Reseña del libro "Actes et paroles IV (en Francés)"
I POUR LA SERBIE Il devient nécessaire d'appeler l'attention des gouvernements européens sur un fait tellement petit, à ce qu'il paraît, que les gouvernements semblent ne point l'apercevoir. Ce fait, le voici: on assassine un peuple. Où? En Europe. Ce fait a-t-il des témoins? Un témoin, le monde entier. Les gouvernements le voient-ils? Non. Les nations ont au-dessus d'elles quelque chose qui est au-dessous d'elles les gouvernements. A de certains moments, ce contre-sens éclate: la civilisation est dans les peuples, la barbarie est dans les gouvernants. Cette barbarie est-elle voulue? Non; elle est simplement professionnelle. Ce que le genre humain sait, les gouvernements l'ignorent. Cela tient à ce que les gouvernements ne voient rien qu'à travers cette myopie, la raison d'état; le genre humain regarde avec un autre oeil, la conscience. Nous allons étonner les gouvernements européens en leur apprenant une chose, c'est que les crimes sont des crimes, c'est qu'il n'est pas plus permis à un gouvernement qu'à un individu d'être un assassin, c'est que l'Europe est solidaire, c'est que tout ce qui se fait en Europe est fait par l'Europe, c'est que, s'il existe un gouvernement bête fauve, il doit être traité en bête fauve; c'est qu'à l'heure qu'il est, tout près de nous, là, sous nos yeux, on massacre, on incendie, on pille, on extermine, on égorge les pères et les mères, on vend les petites filles et les petits garçons; c'est que, les enfants trop petits pour être vendus, on les fend en deux d'un coup de sabre; c'est qu'on brûle les familles dans les maisons; c'est que telle ville, Balak, par exemple, est réduite en quelques heures de neuf mille habitants à treize cents; c'est que les cimetières sont encombrés de plus de cadavres qu'on n'en peut enterrer, de sorte qu'aux vivants qui leur ont envoyé le carnage, les morts renvoient la peste, ce qui est bien fait; nous apprenons aux gouvernements d'Europe ceci, c'est qu'on ouvre les femmes grosses pour leur tuer les enfants dans les entrailles, c'est qu'il y a dans les places publiques des tas de squelettes de femmes ayant la trace de l'éventrement, c'est que les chiens rongent dans les rues le crâne des jeunes filles violées, c'est que tout cela est horrible, c'est qu'il suffirait d'un geste des gouvernements d'Europe pour l'empêcher, et que les sauvages qui commettent ces forfaits sont effrayants, et que les civilisés qui les laissent commettre sont épouvantables.

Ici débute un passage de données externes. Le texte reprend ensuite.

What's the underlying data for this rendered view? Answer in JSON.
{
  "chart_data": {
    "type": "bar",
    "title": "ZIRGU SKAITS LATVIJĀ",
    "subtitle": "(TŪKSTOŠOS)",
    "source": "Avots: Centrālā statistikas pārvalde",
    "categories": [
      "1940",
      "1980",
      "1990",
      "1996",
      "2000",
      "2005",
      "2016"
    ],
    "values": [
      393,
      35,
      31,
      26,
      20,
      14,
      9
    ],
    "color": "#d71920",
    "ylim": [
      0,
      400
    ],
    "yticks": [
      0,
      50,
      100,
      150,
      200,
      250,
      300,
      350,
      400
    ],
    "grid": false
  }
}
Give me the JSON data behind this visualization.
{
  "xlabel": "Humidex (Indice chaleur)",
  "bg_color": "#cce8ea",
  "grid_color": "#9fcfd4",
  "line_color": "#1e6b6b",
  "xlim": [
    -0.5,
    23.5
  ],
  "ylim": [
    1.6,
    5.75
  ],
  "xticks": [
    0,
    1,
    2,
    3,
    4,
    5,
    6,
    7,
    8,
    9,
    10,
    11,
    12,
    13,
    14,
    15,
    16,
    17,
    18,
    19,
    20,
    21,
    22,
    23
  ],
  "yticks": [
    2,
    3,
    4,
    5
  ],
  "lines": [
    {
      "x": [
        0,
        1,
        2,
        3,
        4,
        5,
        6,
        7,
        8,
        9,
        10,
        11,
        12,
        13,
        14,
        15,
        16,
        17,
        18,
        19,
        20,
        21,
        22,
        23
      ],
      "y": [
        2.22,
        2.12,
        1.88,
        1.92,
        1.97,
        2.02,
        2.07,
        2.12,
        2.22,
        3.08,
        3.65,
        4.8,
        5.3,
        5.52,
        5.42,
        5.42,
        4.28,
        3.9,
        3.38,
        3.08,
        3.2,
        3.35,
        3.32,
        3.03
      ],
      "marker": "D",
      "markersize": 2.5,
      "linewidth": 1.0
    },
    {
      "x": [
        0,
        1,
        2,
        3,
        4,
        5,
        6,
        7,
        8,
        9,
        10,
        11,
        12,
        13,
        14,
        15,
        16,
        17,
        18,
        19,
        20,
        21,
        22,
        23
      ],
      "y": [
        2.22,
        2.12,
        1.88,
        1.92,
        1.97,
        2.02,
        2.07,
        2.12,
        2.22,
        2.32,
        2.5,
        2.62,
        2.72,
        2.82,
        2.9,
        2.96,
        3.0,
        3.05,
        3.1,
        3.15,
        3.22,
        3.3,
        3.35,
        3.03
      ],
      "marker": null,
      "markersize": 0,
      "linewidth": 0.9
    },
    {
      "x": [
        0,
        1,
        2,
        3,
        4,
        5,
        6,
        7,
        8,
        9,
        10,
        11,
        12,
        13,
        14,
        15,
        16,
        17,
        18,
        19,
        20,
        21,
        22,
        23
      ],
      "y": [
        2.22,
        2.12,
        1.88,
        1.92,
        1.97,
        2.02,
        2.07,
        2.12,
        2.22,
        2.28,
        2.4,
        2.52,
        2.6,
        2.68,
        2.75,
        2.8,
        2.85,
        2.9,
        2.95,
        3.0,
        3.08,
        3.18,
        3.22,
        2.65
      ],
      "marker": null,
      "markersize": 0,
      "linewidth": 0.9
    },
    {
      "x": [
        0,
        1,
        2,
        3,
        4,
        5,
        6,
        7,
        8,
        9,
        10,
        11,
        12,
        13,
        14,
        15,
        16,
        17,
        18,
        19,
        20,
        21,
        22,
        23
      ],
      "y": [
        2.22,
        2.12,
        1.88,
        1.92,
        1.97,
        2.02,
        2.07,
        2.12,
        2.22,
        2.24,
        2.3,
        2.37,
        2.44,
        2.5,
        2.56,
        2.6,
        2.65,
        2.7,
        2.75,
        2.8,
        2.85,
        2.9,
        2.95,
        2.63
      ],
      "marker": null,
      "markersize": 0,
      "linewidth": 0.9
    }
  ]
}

Víctor Marie Hugo (Besanzón, Francia, 1802 - 1885) fue un escritor, poeta, dramaturgo y político francés, figura central del Romanticismo y una de las voces literarias más influyentes del siglo XIX. Su obra abarca novelas emblemáticas como Los Miserables (1862), que denuncia la injusticia social en la Francia del siglo XIX, y Nuestra Señora de París (1831), que retrata con fuerza la vida en el París medieval. En teatro, revolucionó el género con piezas como Hernani (1830) y Cromwell (1827), mientras que su poesía, destacada en colecciones como Las contemplaciones (1856) y La leyenda de los siglos (1859-1883), combina lirismo y compromiso social.
Exiliado durante cerca de 20 años por su oposición al régimen de Napoleón III, produjo gran parte de sus obras más significativas en ese período, también ampliando su labor política como diputado y senador tras su regreso. Fue reconocido con la membresía en la Academia Francesa y la Legión de Honor. Su legado literario y político sigue siendo un referente para la justicia social y la expresión artística.